Indonesia's military government collapsed in 1998, igniting fears that economic, religious, and political conflicts would complicate any democratic transition. Yet in every year since 2006, the world's most populous Muslim country has received high marks from international democracy-ranking organizations. In this volume, political scientists, religious scholars, legal theorists, and anthropologists examine the theory and practice of Indonesia's democratic transition and its ability to serve as a model for other Muslim countries. They compare the Indonesian example with similar scenarios in Chile, Spain, India, and Tunisia, as well as with the failed transitions of Yugoslavia, Egypt, and Iran.
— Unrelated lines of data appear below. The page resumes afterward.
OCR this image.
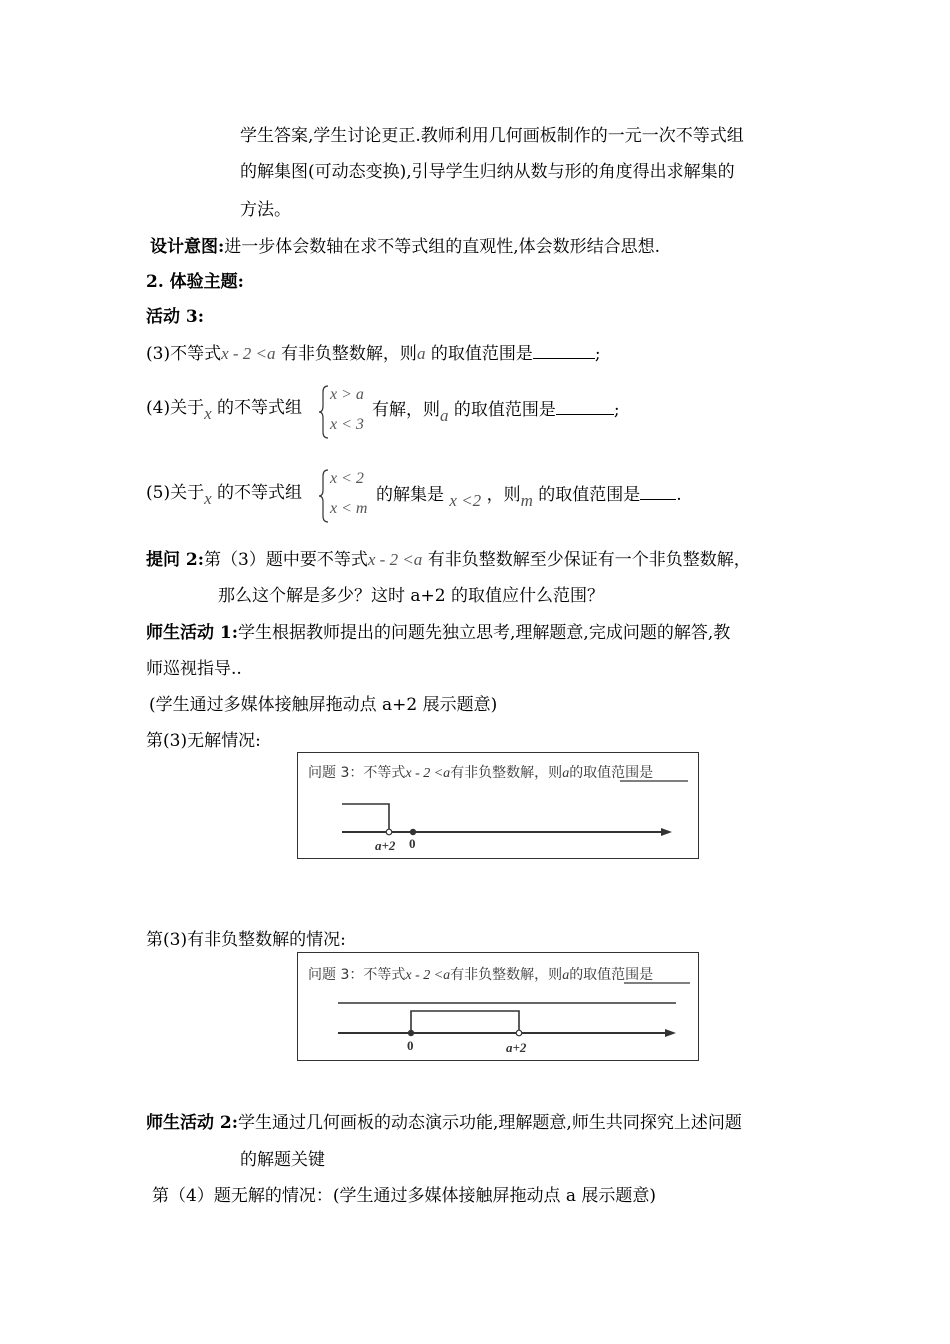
学生答案,学生讨论更正.教师利用几何画板制作的一元一次不等式组
的解集图(可动态变换),引导学生归纳从数与形的角度得出求解集的
方法。
设计意图:进一步体会数轴在求不等式组的直观性,体会数形结合思想.
2. 体验主题:
活动 3:
(3)不等式x - 2 <a 有非负整数解，则a 的取值范围是	;
(4)关于x 的不等式组
x > a
x < 3
有解，则a 的取值范围是	;
(5)关于x 的不等式组
x < 2
x < m
的解集是 x <2 ，则m 的取值范围是 .
提问 2:第（3）题中要不等式x - 2 <a 有非负整数解至少保证有一个非负整数解，
那么这个解是多少？这时 a+2 的取值应什么范围？
师生活动 1:学生根据教师提出的问题先独立思考,理解题意,完成问题的解答,教
师巡视指导..
(学生通过多媒体接触屏拖动点 a+2 展示题意)
第(3)无解情况:
问题 3：不等式x - 2 <a有非负整数解，则a的取值范围是
a+2 0
第(3)有非负整数解的情况:
问题 3：不等式x - 2 <a有非负整数解，则a的取值范围是
0	a+2
师生活动 2:学生通过几何画板的动态演示功能,理解题意,师生共同探究上述问题
的解题关键
第（4）题无解的情况：(学生通过多媒体接触屏拖动点 a 展示题意)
Essays explore the relationship between religion and politics and the ways in which Muslims became supportive of democracy even before change occurred, and they describe how innovative policies prevented dissident military groups, violent religious activists, and secessionists from disrupting Indonesia's democratic evolution. The collection concludes with a discussion of Indonesia's emerging "legal pluralism" and of which of its forms are rights-eroding and rights-protecting.